Volume 25 Numéro 22 Le 6 août 2008

Un composteur géant chez Laflèche Environmental à Moose Creek, Ontario

Par André Dumont, collaborateur régulier


Geoffroy Laflèche pilote le développement des projets de valorisation des déchets chez Laflèche Environmental. Le voici parmi les fondations d’un composteur qui devrait entrer en activité cet automne. Photo ©Agricom

Impossible de s’arrêter chez Laflèche Environmental sans voir un nouveau projet en chantier. La semaine dernière, on coulait les fondations d’un composteur aux dimensions industrielles.

Sous un grand abri de 100 pieds par 512 pieds, deux composteurs (ou bunkers) à trois canaux serviront à transformer les déchets biodégradables en compost.

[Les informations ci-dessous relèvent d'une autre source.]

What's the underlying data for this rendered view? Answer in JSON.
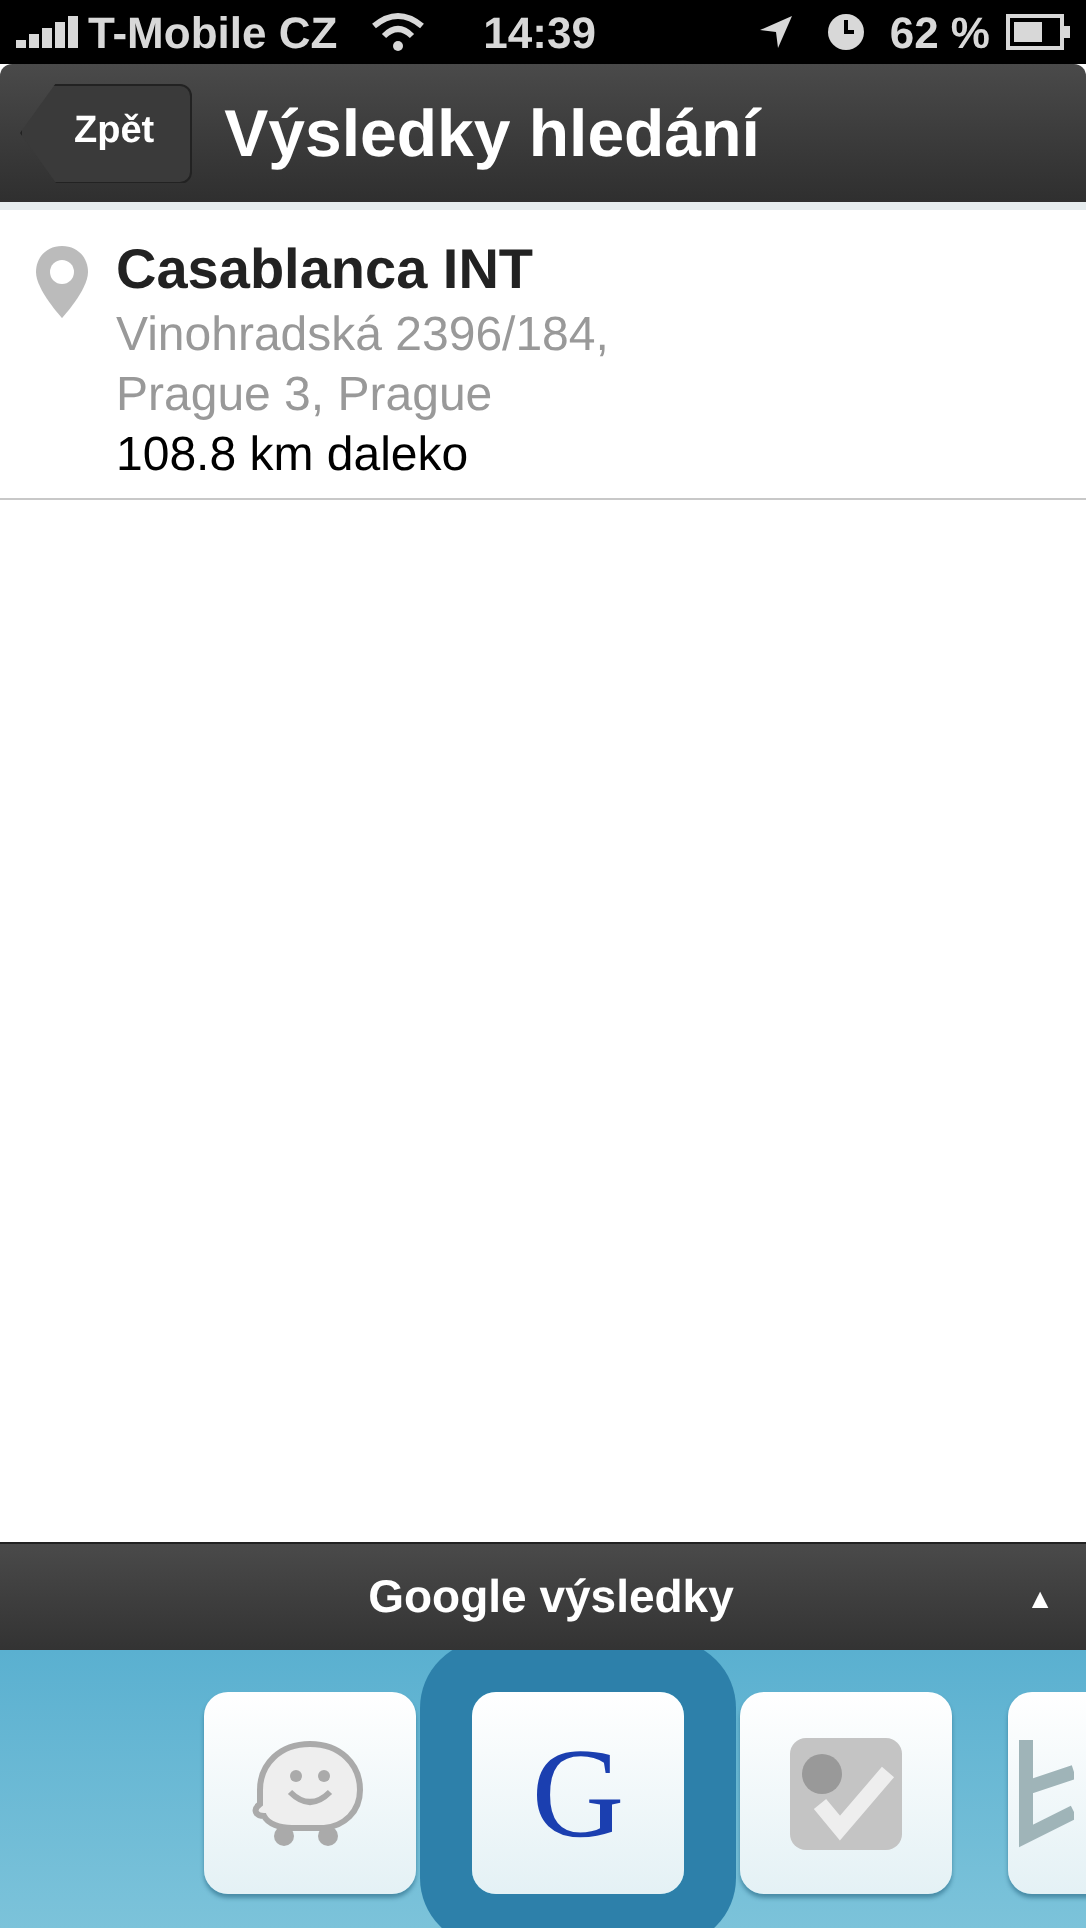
{
  "status_bar": {
    "carrier": "T-Mobile CZ",
    "time": "14:39",
    "battery": "62 %"
  },
  "nav_bar": {
    "back": "Zpět",
    "title": "Výsledky hledání"
  },
  "results": [
    {
      "name": "Casablanca INT",
      "address_lines": [
        "Vinohradská 2396/184,",
        "Prague 3, Prague"
      ],
      "distance": "108.8 km daleko"
    }
  ],
  "source_bar": {
    "title": "Google výsledky",
    "toggle": "▲"
  },
  "providers": [
    {
      "kind": "waze",
      "selected": false
    },
    {
      "kind": "google",
      "label": "G",
      "selected": true
    },
    {
      "kind": "foursquare",
      "selected": false
    },
    {
      "kind": "bing",
      "selected": false
    }
  ]
}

Le produit final pourra être vendu en sac aux jardiniers, ou utilisé pour couvrir les déchets du site d’enfouissement de l’entreprise de Moose Creek, dans l’Est ontarien.

« Nous voyons les déchets comme une ressource », affirme Geoffroy Laflèche, le responsable des ventes et du développement des affaires.

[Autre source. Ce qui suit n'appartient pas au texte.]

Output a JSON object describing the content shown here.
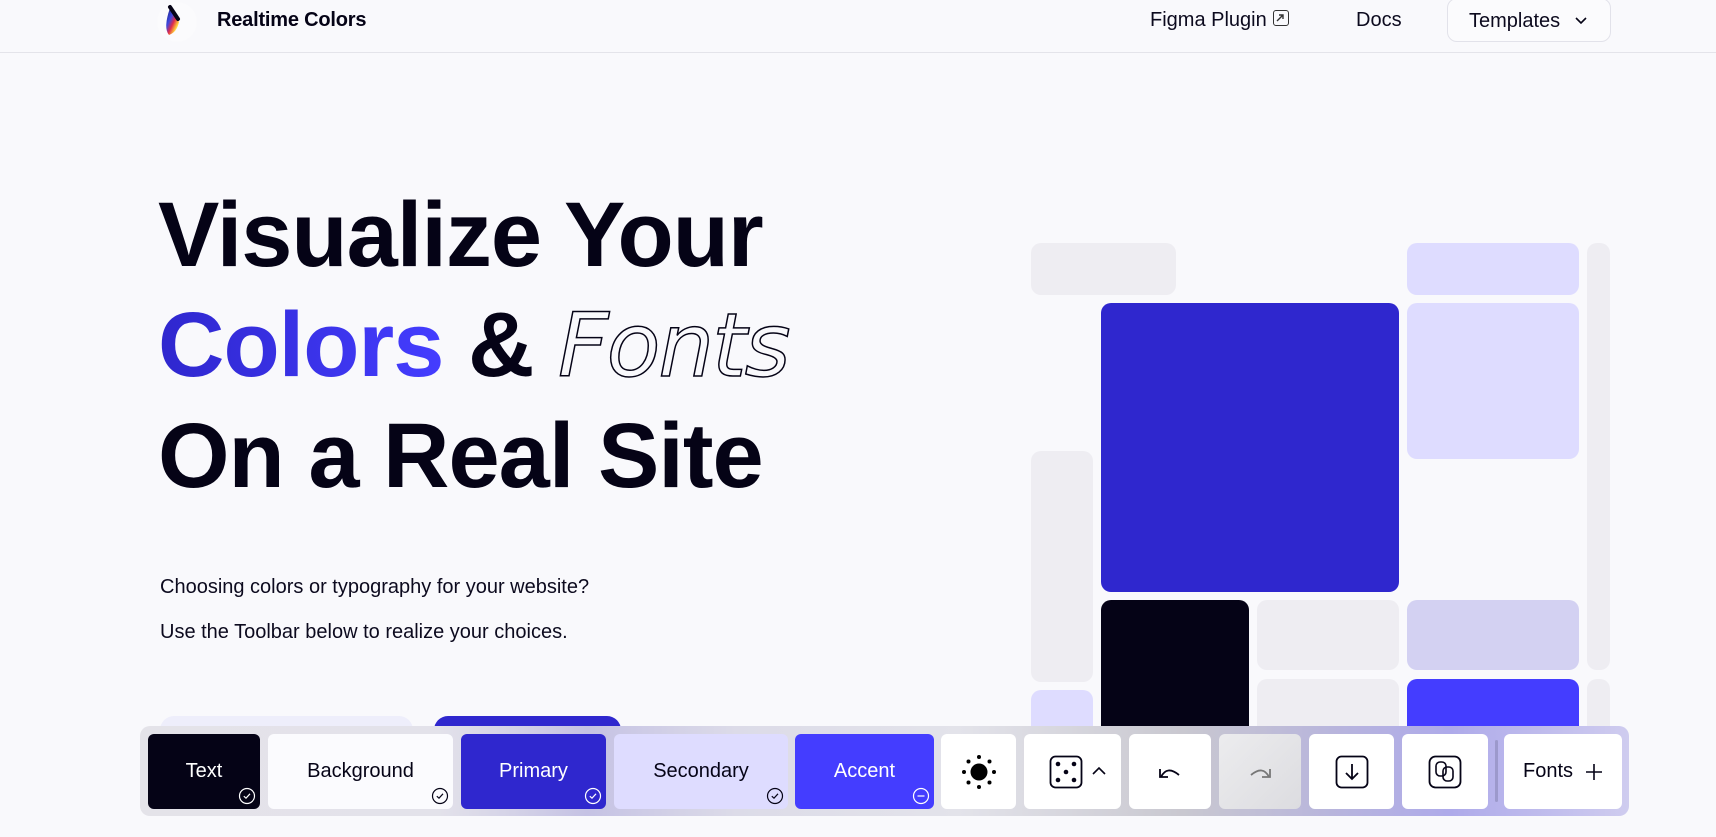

L’an dernier, Laflèche Environmental s’est mis à traiter les sols contaminés aux hydrocarbures. Les camions qui déchargent de la terre à forte odeur d’essence repartent avec un chargement de terre propre.

L’an prochain, l’entreprise qu’a fondée et que dirige André Laflèche, pourrait ériger un biodigesteur, qui transformera du fumier et des déchets industriels alimentaires en énergie. Peu après, des serres et une pisciculture pourraient aussi voir le jour, chauffées au gaz méthane tiré des déchets en décomposition.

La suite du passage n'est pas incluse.